The Kruger National Park is classified as a majority Savanna biome.  This biome is characterised by grass-dominant ground coverage and woody vegetation as its upper layer; it also makes up approximately a third of South Africa’s overall biome. The upper layer of woody plants and trees almost never dominates the ground cover; this is attributed to the annual rainfall being relatively low in the area, recorded by 15 rainfall stations throughout the Kruger daily with a mean of 500mm each year. The region experiences its rainy season during the summer months; December, January and February with earth-shattering thunderstorms which are a sight to behold and often studied by international and national students. Wild grasses and shrubs make up the majority of the ground cover and provide an ample grazing ground for a range of antelope, while Acacia trees can be spotted in clusters or alone, and provide an excellent food source for larger game such as giraffe and elephant.

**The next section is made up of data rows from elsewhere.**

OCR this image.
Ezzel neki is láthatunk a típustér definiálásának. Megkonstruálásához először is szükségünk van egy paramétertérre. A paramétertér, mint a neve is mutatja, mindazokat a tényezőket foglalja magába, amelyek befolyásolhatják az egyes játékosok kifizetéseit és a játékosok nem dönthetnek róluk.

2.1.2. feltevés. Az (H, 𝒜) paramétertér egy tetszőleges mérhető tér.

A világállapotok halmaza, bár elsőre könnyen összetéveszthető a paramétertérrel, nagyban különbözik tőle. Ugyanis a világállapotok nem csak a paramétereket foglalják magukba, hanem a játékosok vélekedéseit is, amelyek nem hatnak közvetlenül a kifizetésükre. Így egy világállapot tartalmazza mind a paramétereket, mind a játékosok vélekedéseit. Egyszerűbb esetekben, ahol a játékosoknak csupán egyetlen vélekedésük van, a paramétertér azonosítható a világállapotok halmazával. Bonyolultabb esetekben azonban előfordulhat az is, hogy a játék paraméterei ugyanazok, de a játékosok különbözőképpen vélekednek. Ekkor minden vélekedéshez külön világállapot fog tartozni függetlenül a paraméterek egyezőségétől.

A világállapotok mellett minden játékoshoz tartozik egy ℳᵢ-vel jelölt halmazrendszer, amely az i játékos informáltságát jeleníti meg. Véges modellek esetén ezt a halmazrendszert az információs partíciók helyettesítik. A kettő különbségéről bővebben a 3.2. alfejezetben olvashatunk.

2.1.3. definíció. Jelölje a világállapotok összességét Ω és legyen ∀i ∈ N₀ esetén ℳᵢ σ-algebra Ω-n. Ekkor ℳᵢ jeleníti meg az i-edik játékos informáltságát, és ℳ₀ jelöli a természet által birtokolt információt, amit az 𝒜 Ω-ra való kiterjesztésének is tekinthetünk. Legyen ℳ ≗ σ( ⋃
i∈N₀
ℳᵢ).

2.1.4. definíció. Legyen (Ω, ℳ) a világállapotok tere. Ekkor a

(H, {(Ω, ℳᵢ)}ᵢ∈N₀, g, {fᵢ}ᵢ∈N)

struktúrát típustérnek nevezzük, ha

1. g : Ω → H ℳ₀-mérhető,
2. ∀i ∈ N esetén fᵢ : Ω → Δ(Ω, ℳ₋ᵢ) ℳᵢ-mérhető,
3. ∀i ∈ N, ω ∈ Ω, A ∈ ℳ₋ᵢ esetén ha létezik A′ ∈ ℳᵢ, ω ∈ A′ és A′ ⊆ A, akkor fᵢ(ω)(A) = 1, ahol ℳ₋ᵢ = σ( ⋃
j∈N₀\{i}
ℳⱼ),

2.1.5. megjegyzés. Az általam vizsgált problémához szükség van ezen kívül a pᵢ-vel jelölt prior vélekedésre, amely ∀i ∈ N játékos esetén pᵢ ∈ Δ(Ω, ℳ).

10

The Kruger National Park can be broken down into eight overlapping ecosystems, all forming a part of the greater Savanna biome, with the Central Grasslands providing the best example of the Savanna. The Northern Sandlands, Mopaneveld and Lebombo ecosystems fall further away from Ngwenya Lodge, but all make for interesting and unique game-viewing drives, should visitors wish to travel further into the Park.

Closer to home however, lies a multitude of ecosystems, each overlapping the next and providing a home to varied species, these are the; Riverine Bush, Thorn Thickets to the East, South Western Foothills, Mixed Broadleaf Woodlands and the Savanna Grasslands heading North.

  • Riverine Bush areas populate the River edges and can thus be found looking from an Ngwenya Lodge chalet patio, or lookout point. The foliage has near year-round access to water, creating a dense cover for species in the area. Commonly found on the floodplains are; elephant, waterbuck, crocodile and occasionally big cats and other game during the drier seasons when water is scarce.
  • Thorn Thickets are located towards the east along the Crocodile and Sabie Rivers and are characterised by large Acacia trees. During the summer months this thicket provides excellent cover for game seeking to wait out the heat of the day, and giraffe can often be found grazing from their favoured food source; the Acacia tree.
  • South Western Foothills make up the area enveloping Pretoriuskop and Berg-en-Dal to the West of Ngwenya Lodge. This area receives the highest rainfall within the Kruger Park and features incredible granite outcrops perfect for looking out over the Lowveld for a refreshment stop.

Nkumbe Lookout Point, Lower Sabie

  • Mixed Broadleaf Woodlands cover Skukuza and surrounds moving west into the National Park. The Woodlands are characterised by a range of Bushwillow trees and provide an excellent opportunity for guests wanting to spot predators. Regular sightings of lion, leopard and hyena are reported in this region.
  • Savanna Grasslands start north of the Sabie River and are a typical example of the Savanna biome; large open spaces covered in wild grasses and the occasional cluster of Acacia trees mark the area. This ample grassy vegetation means that large herds of antelope can be sighted here; zebra, wildebeest and rooibok cover the plains. The area also attracts many predators and cheetah put their speed to good use on the grasslands.

The Kruger National Park offers a wide range of ecosystems to explore and even more species to be sighted; a treasure trove of wildlife experiences. Journey into the biome and discover all this South African landscape has to offer.